The last 18 years have been very eventful for ixigo.

“It was a roller coaster ride, but in the end, it built a lot of muscle for us, a lot of resilience,” says Bajpai. 

“For any company that wants to have strong fundamentals, it needs to go through pain. And we went through a lot of pain in our early years—right from the time we started and faced a lot of difficulty in raising our first institutional round,” he recalls.

The co-founders did not have any savings when they started the company. Instead, they had some loans to pay off. In 2008, the global financial crisis began just as ixigo raised its seed funding round. 

“So, we had another year and a half of pain. But we came out of that, rebuilt ourselves, and found trains as a great opportunity. If you want to build an OTA for Bharat, you will have to think about putting trains and buses at the core,” says Bajpai. 

For an average Indian, the travel journey begins with trains and, to some extent, buses, to reach the harder-to-reach places in India. 

“The insight we had back in 2013 was we have to build something with trains at the core. We started as a utility app for trains, which later became a transactional app in 2017,” he says.

According to the co-founder, ixigo became the most downloaded travel app in the country, and it reached a point where “we had enough users that gave us the confidence to say we are doing something to make their lives better.”

Speaking of its USP, Kumar said ixigo stands out from the crowded travel tech market in India by finding a core customer problem and solving it using tech and AI.

“We never started by selling train tickets or flight tickets or bus tickets,” he says.

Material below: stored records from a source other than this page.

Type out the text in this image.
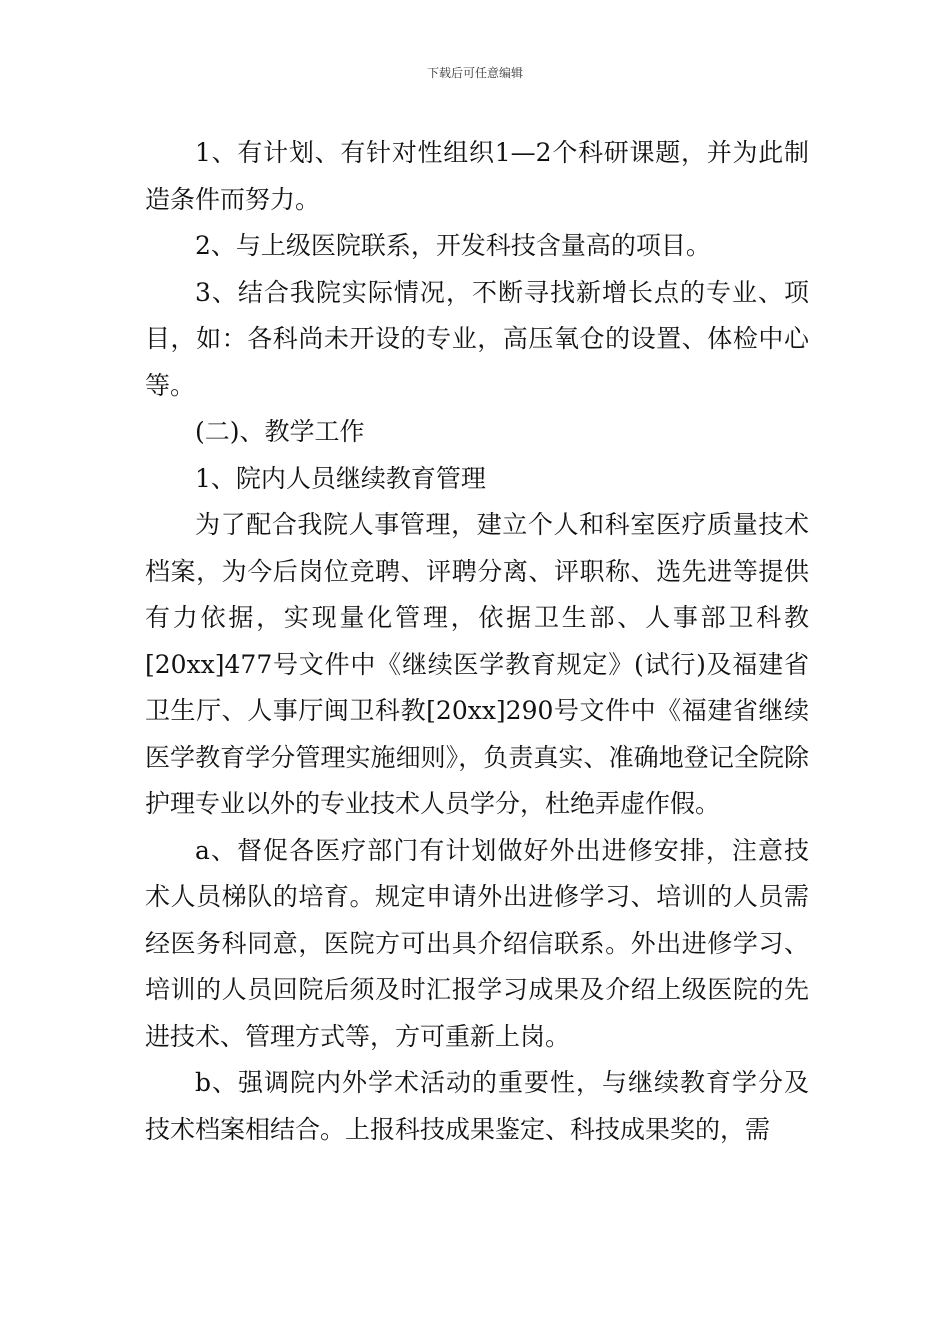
下载后可任意编辑

1、有计划、有针对性组织1—2个科研课题，并为此制造条件而努力。

2、与上级医院联系，开发科技含量高的项目。

3、结合我院实际情况，不断寻找新增长点的专业、项目，如：各科尚未开设的专业，高压氧仓的设置、体检中心等。

(二)、教学工作

1、院内人员继续教育管理

为了配合我院人事管理，建立个人和科室医疗质量技术档案，为今后岗位竞聘、评聘分离、评职称、选先进等提供有力依据，实现量化管理，依据卫生部、人事部卫科教[20xx]477号文件中《继续医学教育规定》(试行)及福建省卫生厅、人事厅闽卫科教[20xx]290号文件中《福建省继续医学教育学分管理实施细则》，负责真实、准确地登记全院除护理专业以外的专业技术人员学分，杜绝弄虚作假。

a、督促各医疗部门有计划做好外出进修安排，注意技术人员梯队的培育。规定申请外出进修学习、培训的人员需经医务科同意，医院方可出具介绍信联系。外出进修学习、培训的人员回院后须及时汇报学习成果及介绍上级医院的先进技术、管理方式等，方可重新上岗。

b、强调院内外学术活动的重要性，与继续教育学分及技术档案相结合。上报科技成果鉴定、科技成果奖的，需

According to a Frost & Sullivan report, ixigo is the leading OTA for the ‘next billion users’, with a focus on localised content and app features, which aim to solve the problems of travellers from Tier II and III Indian cities. In fact, the company was the second-largest OTA in India in terms of consolidated revenue from operations in FY23.

In September 2023, ixigo flights, ixigo trains, ConfirmTkt, and AbhiBus have collectively seen the highest usage and engagement among all key OTA players and standalone transactional train mobile apps in India in terms of monthly active users.

The report said that, as of March 31, 2023, the company is the largest Indian train ticket distributor in the OTA rail market and has the largest market share of around 51% in terms of rail bookings. 

India’s travel tech ecosystem is expected to receive a favourable boost on the back of AI-led tools and products. According to Allied Market Research, the global travel tech market will reach $21 billion by 2032, growing at a CAGR of 8.6%.

ixigo’s competitor, EaseMyTrip, which went public in March 2021, was valued at Rs 2,040 crore during the IPO. EaseMyTrip was earlier set for an IPO in 2020. 

The travel booking platform saw a 9.5% year-on-year growth in profit after tax to Rs 45.6 crore in the third quarter of FY24.

On the other hand, online travel and hotel booking firm, MakeMyTrip, successfully completed a $70-million IPO back in 2010 when it listed on NASDAQ. The company reported a profit of $216.7 million in FY24 against a loss of $11.2 million posted a year ago.

(The copy was updated to correct the co-founders' names in the image.)